I mean I can solve them, but I don't get the why - why can't I use the BM function to calculate all of x, considering the boundary condition should have been solved in the first integral (from 3 to 6 ). Why do I need to substract the BM at the beginning of the distributed load,...

I would greatly appreciate if someone would take the time to enlighten me - as it is I'm not really confident for the exam (I can't afford to fail)

Answer 1

I am a bit confused here, so I went under the assumption you have a statically undetermined beam with a fixed support (moment resisting) on the left and a roller support (non-moment resisting) on the right. In either case, this method still applied, but the constants become significantly easier in the case where it is a pinned support (non-moment resisting, but fixed in x-axis) on the left side. I'll describe the more complicated case and you can see how it can simplify to the less complicated case.

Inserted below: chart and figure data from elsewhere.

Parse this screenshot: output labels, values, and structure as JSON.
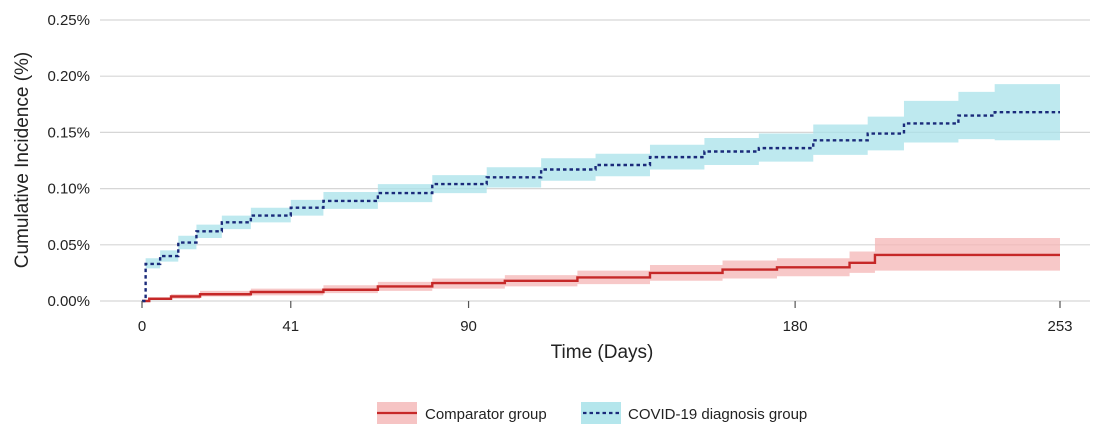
{
  "chart_data": {
    "type": "line",
    "title": "",
    "xlabel": "Time (Days)",
    "ylabel": "Cumulative Incidence (%)",
    "xlim": [
      0,
      253
    ],
    "ylim": [
      0,
      0.25
    ],
    "x_ticks": [
      0,
      41,
      90,
      180,
      253
    ],
    "y_ticks": [
      {
        "value": 0.0,
        "label": "0.00%"
      },
      {
        "value": 0.05,
        "label": "0.05%"
      },
      {
        "value": 0.1,
        "label": "0.10%"
      },
      {
        "value": 0.15,
        "label": "0.15%"
      },
      {
        "value": 0.2,
        "label": "0.20%"
      },
      {
        "value": 0.25,
        "label": "0.25%"
      }
    ],
    "grid": "horizontal",
    "legend_position": "bottom",
    "series": [
      {
        "name": "Comparator group",
        "line_style": "solid",
        "color": "#c62828",
        "band_color": "#f4b6b6",
        "points": [
          {
            "x": 0,
            "y": 0.0,
            "lo": 0.0,
            "hi": 0.0
          },
          {
            "x": 2,
            "y": 0.002,
            "lo": 0.001,
            "hi": 0.003
          },
          {
            "x": 8,
            "y": 0.004,
            "lo": 0.002,
            "hi": 0.006
          },
          {
            "x": 16,
            "y": 0.006,
            "lo": 0.004,
            "hi": 0.009
          },
          {
            "x": 30,
            "y": 0.008,
            "lo": 0.005,
            "hi": 0.011
          },
          {
            "x": 50,
            "y": 0.01,
            "lo": 0.007,
            "hi": 0.014
          },
          {
            "x": 65,
            "y": 0.013,
            "lo": 0.009,
            "hi": 0.017
          },
          {
            "x": 80,
            "y": 0.016,
            "lo": 0.011,
            "hi": 0.02
          },
          {
            "x": 100,
            "y": 0.018,
            "lo": 0.013,
            "hi": 0.023
          },
          {
            "x": 120,
            "y": 0.021,
            "lo": 0.015,
            "hi": 0.027
          },
          {
            "x": 140,
            "y": 0.025,
            "lo": 0.018,
            "hi": 0.032
          },
          {
            "x": 160,
            "y": 0.028,
            "lo": 0.02,
            "hi": 0.036
          },
          {
            "x": 175,
            "y": 0.03,
            "lo": 0.022,
            "hi": 0.038
          },
          {
            "x": 195,
            "y": 0.034,
            "lo": 0.025,
            "hi": 0.044
          },
          {
            "x": 202,
            "y": 0.041,
            "lo": 0.027,
            "hi": 0.056
          },
          {
            "x": 253,
            "y": 0.041,
            "lo": 0.026,
            "hi": 0.056
          }
        ]
      },
      {
        "name": "COVID-19 diagnosis group",
        "line_style": "dotted",
        "color": "#1a2a7a",
        "band_color": "#a8e2ea",
        "points": [
          {
            "x": 0,
            "y": 0.0,
            "lo": 0.0,
            "hi": 0.0
          },
          {
            "x": 1,
            "y": 0.033,
            "lo": 0.029,
            "hi": 0.038
          },
          {
            "x": 5,
            "y": 0.04,
            "lo": 0.035,
            "hi": 0.045
          },
          {
            "x": 10,
            "y": 0.052,
            "lo": 0.046,
            "hi": 0.058
          },
          {
            "x": 15,
            "y": 0.062,
            "lo": 0.056,
            "hi": 0.068
          },
          {
            "x": 22,
            "y": 0.07,
            "lo": 0.064,
            "hi": 0.076
          },
          {
            "x": 30,
            "y": 0.076,
            "lo": 0.07,
            "hi": 0.083
          },
          {
            "x": 41,
            "y": 0.083,
            "lo": 0.076,
            "hi": 0.09
          },
          {
            "x": 50,
            "y": 0.089,
            "lo": 0.082,
            "hi": 0.097
          },
          {
            "x": 65,
            "y": 0.096,
            "lo": 0.088,
            "hi": 0.104
          },
          {
            "x": 80,
            "y": 0.104,
            "lo": 0.096,
            "hi": 0.112
          },
          {
            "x": 95,
            "y": 0.11,
            "lo": 0.101,
            "hi": 0.119
          },
          {
            "x": 110,
            "y": 0.117,
            "lo": 0.107,
            "hi": 0.127
          },
          {
            "x": 125,
            "y": 0.121,
            "lo": 0.111,
            "hi": 0.131
          },
          {
            "x": 140,
            "y": 0.128,
            "lo": 0.117,
            "hi": 0.139
          },
          {
            "x": 155,
            "y": 0.133,
            "lo": 0.121,
            "hi": 0.145
          },
          {
            "x": 170,
            "y": 0.136,
            "lo": 0.124,
            "hi": 0.149
          },
          {
            "x": 185,
            "y": 0.143,
            "lo": 0.13,
            "hi": 0.157
          },
          {
            "x": 200,
            "y": 0.149,
            "lo": 0.134,
            "hi": 0.164
          },
          {
            "x": 210,
            "y": 0.158,
            "lo": 0.141,
            "hi": 0.178
          },
          {
            "x": 225,
            "y": 0.165,
            "lo": 0.144,
            "hi": 0.186
          },
          {
            "x": 235,
            "y": 0.168,
            "lo": 0.143,
            "hi": 0.193
          },
          {
            "x": 253,
            "y": 0.168,
            "lo": 0.142,
            "hi": 0.193
          }
        ]
      }
    ]
  }
}
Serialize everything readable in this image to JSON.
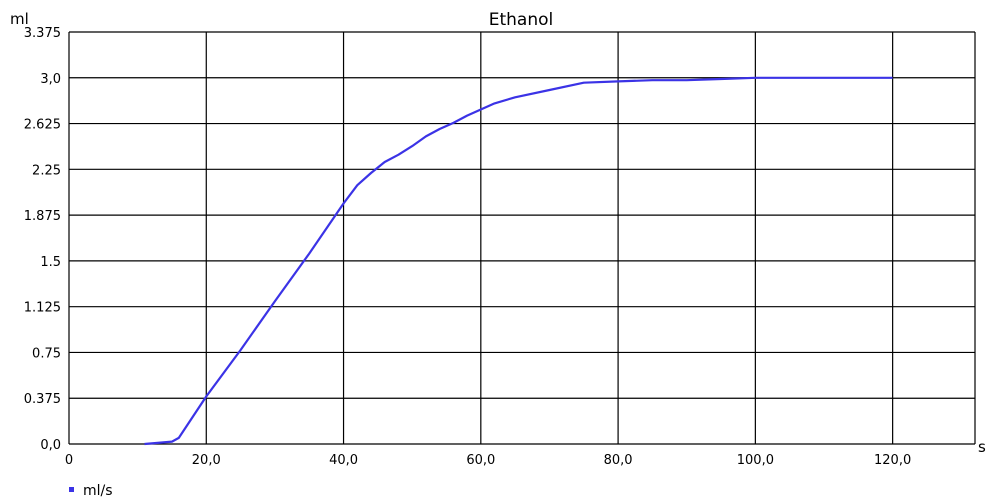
{
  "chart_data": {
    "type": "line",
    "title": "Ethanol",
    "ylabel": "ml",
    "xlabel": "s",
    "xlim": [
      0,
      132
    ],
    "ylim": [
      0,
      3.375
    ],
    "x_ticks": [
      0,
      20,
      40,
      60,
      80,
      100,
      120
    ],
    "x_tick_labels": [
      "0",
      "20,0",
      "40,0",
      "60,0",
      "80,0",
      "100,0",
      "120,0"
    ],
    "y_ticks": [
      0,
      0.375,
      0.75,
      1.125,
      1.5,
      1.875,
      2.25,
      2.625,
      3.0,
      3.375
    ],
    "y_tick_labels": [
      "0,0",
      "0.375",
      "0.75",
      "1.125",
      "1.5",
      "1.875",
      "2.25",
      "2.625",
      "3,0",
      "3.375"
    ],
    "grid": true,
    "legend_position": "bottom-left",
    "series": [
      {
        "name": "ml/s",
        "color": "#3b33e6",
        "x": [
          11,
          15,
          16,
          20,
          25,
          30,
          35,
          40,
          42,
          44,
          46,
          48,
          50,
          52,
          54,
          56,
          58,
          60,
          62,
          65,
          70,
          75,
          80,
          85,
          90,
          95,
          100,
          105,
          110,
          115,
          120
        ],
        "y": [
          0.0,
          0.02,
          0.05,
          0.39,
          0.77,
          1.17,
          1.56,
          1.97,
          2.12,
          2.22,
          2.31,
          2.37,
          2.44,
          2.52,
          2.58,
          2.63,
          2.69,
          2.74,
          2.79,
          2.84,
          2.9,
          2.96,
          2.97,
          2.98,
          2.98,
          2.99,
          3.0,
          3.0,
          3.0,
          3.0,
          3.0
        ]
      }
    ]
  }
}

Seeing how you want a method that gives the complete picture for all of x, I will suggest what I personally use, and what books such as Roark's formulas for stresses and strains uses, the Macaulay Brackets. These are defined as follows:

$$\langle x-a \rangle^n = \begin{cases} 0, & x < a \\ (x-a)^n, & x \ge a. \end{cases}(n \ge 0)$$

Essentially, you can ignore what is in the bracket when x is less than a, and then start from 0 when x is greater than a. It is even defined at n=0 to be equal to the heaviside step function. This forms Macaulay's method.

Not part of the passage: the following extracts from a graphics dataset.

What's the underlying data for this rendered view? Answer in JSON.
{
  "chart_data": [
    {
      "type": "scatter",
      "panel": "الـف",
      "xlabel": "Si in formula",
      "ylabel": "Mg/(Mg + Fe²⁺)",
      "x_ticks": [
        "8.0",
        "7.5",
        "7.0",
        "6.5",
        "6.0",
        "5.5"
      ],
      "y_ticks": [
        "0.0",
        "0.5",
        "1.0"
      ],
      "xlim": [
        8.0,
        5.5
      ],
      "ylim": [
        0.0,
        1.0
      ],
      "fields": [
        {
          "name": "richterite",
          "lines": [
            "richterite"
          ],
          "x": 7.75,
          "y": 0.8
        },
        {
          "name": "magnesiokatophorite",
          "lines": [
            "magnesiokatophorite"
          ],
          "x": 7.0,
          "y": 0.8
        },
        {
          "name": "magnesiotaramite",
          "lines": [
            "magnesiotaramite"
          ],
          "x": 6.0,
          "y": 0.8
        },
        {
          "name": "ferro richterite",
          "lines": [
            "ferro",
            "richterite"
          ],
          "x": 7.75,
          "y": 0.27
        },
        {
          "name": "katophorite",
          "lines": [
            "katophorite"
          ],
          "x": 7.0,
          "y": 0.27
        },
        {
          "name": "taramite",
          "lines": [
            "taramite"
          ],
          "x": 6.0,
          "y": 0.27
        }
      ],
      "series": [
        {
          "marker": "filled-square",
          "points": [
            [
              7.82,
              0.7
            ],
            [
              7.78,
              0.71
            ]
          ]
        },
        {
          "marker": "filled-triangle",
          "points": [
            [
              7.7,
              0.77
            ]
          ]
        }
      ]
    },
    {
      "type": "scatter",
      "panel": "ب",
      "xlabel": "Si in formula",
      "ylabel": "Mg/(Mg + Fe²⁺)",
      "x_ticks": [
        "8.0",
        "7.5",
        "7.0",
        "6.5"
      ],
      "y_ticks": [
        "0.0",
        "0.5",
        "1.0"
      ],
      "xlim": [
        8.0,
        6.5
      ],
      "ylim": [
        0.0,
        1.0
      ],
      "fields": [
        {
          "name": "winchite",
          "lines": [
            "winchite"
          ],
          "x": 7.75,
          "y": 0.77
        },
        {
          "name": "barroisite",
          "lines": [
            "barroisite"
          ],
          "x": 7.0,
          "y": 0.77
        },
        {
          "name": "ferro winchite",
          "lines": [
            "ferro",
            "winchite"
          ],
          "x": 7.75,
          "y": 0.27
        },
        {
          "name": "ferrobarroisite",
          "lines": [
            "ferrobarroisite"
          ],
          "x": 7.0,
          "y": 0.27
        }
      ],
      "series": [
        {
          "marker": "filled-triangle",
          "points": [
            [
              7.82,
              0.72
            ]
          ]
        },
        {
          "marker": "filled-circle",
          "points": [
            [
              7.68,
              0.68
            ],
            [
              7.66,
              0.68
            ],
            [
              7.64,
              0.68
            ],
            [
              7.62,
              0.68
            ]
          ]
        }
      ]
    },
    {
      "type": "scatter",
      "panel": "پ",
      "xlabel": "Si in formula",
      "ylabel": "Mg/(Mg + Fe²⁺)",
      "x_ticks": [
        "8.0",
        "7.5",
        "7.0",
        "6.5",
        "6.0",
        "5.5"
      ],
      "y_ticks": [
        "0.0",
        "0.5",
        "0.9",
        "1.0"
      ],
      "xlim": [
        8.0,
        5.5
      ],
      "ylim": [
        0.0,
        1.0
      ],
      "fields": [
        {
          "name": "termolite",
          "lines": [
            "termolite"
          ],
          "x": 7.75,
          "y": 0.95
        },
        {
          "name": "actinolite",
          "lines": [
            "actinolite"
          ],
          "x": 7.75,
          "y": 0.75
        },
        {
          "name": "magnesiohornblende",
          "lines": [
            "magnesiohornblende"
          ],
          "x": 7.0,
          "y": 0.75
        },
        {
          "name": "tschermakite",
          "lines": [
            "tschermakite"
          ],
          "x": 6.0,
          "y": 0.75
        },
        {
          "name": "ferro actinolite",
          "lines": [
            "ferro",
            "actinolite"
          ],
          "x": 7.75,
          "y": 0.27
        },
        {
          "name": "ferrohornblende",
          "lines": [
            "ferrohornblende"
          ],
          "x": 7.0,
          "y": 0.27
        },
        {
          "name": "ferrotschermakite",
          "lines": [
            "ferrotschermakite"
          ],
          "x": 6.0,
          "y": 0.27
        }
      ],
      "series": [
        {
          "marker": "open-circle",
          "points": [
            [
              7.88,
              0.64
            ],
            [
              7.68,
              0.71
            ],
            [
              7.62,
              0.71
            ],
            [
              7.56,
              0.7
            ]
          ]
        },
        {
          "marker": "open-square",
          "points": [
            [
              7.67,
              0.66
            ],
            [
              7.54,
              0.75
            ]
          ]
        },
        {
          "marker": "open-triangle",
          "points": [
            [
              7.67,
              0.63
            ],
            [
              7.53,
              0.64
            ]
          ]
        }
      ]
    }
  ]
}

Let's redefine your load function:

$$ w(x) = 30 \frac{kN}{m} \langle x-3 \rangle^0 + 10 \frac{kN}{m^2} \langle x-3 \rangle^1$$

This looks a lot more complicated then it did before. But the same theory applies:

The centroid of the load is still at $\frac{\int w(x)*x dx}{\int w(x) dx} $ and has a value equal to $\int w(x) dx$. We then need to work on the remaining equations. The reaction forces at each end are - actually unknown if this is a statically indeterminate beam as described above.

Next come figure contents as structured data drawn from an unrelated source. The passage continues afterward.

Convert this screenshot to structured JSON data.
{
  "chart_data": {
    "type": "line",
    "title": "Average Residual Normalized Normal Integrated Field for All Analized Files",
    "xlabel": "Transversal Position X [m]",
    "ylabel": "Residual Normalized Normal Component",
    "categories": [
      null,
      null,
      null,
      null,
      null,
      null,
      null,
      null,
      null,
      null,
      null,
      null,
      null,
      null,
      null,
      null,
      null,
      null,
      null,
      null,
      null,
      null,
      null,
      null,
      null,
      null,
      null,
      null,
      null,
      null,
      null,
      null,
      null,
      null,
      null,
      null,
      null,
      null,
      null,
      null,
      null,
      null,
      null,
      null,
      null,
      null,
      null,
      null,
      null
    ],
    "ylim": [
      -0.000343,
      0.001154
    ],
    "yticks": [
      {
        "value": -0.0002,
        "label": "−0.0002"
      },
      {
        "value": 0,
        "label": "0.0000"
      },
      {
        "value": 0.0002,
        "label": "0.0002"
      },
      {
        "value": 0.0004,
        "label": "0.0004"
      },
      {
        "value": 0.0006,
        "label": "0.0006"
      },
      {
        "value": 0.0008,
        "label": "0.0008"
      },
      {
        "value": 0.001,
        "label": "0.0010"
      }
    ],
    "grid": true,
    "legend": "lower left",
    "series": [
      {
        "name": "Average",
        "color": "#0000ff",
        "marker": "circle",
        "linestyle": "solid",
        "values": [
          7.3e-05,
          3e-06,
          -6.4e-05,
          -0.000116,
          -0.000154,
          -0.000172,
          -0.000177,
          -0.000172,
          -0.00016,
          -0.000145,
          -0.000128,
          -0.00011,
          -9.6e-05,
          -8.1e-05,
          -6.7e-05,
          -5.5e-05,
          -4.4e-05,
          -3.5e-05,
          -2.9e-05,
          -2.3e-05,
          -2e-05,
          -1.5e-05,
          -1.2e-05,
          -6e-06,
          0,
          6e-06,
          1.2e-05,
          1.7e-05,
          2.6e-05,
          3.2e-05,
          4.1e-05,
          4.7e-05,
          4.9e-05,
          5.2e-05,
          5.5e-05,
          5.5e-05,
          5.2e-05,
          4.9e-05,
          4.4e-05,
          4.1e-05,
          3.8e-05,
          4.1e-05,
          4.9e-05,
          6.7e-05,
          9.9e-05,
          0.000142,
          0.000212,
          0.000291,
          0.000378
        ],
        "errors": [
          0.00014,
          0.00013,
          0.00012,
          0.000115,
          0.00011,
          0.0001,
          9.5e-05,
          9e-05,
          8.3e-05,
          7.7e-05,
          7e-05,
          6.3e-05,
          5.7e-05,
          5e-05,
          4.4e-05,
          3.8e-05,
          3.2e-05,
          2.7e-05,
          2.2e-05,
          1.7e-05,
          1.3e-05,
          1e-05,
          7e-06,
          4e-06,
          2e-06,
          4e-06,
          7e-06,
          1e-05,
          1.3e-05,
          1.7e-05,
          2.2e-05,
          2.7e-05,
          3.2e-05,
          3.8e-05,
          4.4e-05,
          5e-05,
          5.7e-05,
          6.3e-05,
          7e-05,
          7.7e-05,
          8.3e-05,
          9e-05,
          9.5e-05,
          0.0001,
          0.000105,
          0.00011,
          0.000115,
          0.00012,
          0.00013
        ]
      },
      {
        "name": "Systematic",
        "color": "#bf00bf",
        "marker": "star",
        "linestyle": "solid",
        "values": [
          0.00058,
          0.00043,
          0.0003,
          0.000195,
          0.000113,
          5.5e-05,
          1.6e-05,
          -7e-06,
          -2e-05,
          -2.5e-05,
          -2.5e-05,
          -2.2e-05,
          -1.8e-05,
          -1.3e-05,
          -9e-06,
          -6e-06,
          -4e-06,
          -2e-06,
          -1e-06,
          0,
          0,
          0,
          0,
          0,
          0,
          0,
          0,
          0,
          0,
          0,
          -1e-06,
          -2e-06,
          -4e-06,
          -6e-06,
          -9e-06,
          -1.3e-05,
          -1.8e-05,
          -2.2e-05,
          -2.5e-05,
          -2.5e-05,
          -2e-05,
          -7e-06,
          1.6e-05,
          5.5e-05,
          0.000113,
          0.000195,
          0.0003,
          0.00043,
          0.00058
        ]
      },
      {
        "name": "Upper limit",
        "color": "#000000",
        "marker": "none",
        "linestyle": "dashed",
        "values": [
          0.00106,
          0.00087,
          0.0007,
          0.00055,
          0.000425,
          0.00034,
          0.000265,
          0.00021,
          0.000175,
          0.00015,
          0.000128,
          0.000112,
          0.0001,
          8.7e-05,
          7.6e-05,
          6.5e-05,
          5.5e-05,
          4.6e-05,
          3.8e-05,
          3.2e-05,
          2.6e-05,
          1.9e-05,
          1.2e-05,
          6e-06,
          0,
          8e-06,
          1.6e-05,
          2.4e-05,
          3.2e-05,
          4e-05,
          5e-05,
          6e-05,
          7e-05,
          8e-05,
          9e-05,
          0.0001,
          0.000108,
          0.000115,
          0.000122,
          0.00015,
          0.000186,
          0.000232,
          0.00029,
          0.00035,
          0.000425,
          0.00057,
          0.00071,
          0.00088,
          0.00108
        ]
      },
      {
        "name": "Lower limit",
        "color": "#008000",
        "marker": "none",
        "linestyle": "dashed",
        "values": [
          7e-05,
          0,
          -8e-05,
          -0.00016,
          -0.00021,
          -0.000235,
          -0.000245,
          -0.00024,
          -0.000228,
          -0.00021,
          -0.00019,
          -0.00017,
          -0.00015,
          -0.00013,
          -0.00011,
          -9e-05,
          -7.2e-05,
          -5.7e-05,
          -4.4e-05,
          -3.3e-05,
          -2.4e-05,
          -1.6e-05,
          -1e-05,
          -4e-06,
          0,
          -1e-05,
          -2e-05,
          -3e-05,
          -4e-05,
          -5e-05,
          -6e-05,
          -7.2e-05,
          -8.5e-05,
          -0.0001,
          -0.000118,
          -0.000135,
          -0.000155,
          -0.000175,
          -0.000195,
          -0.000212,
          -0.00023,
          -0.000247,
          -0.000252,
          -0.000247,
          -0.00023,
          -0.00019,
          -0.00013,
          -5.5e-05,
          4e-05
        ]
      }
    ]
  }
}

We can determine the shear and bending moment in the beam throughout the section simply by integrating w(x):

$$V(x) = 30\langle x-3 \rangle^1 + 5\langle x-3 \rangle^2 + F_a$$ $$M(x) = 15\langle x-3 \rangle^2 + \frac{5}{3}\langle x-3 \rangle^3 + F_a*x + M_a $$

We then can divide by $EI$, the beam property, and continue to integrate to determine the slope and deflection:

$$EI\theta(x) = 5\langle x-3 \rangle^3 + \frac{5}{12}\langle x-3 \rangle^4 + \frac{F_a}{2}x^2 + M_ax + C_1 $$ $$EIy(x) = \frac{5}{4}\langle x-3 \rangle^4 + \frac{1}{12}\langle x-3 \rangle^5 + \frac{F_a}{6}x^3 + \frac{M_a}{2}x^2 + C_1x + C_2 $$

We see immediately that $C_2 = 0$ because the deflection at a is 0. We then see that $C_1 = 0$ because the slope at a is 0. Finally, we can solve for the reactions. We can use the fact that the moment at b is 0 on M(x) to get a single equation:

$$M(6) = 0 = 15\langle 6-3 \rangle^2 + \frac{5}{3}\langle 6-3 \rangle^3 + F_a*6 + M_a $$ $$ 0 = 180 + 6*F_a + M_a $$

We then use the deflection equation for the last equation:

$$EIy(6) = 0 = \frac{5}{4}\langle 6-3 \rangle^4 + \frac{1}{12}\langle 6-3 \rangle^5 + \frac{F_a}{6}6^3 + \frac{M_a}{2}6^2$$

$$0 = 101.25 + 20.25 + 36F_a + 18M_a$$ $$0 = 121.5 + 36F_a + 18M_a$$

This can then easily be resolved into $F_a = -43.3125$, $M_a = 79.875$. $F_b$ follows shortly thereafter.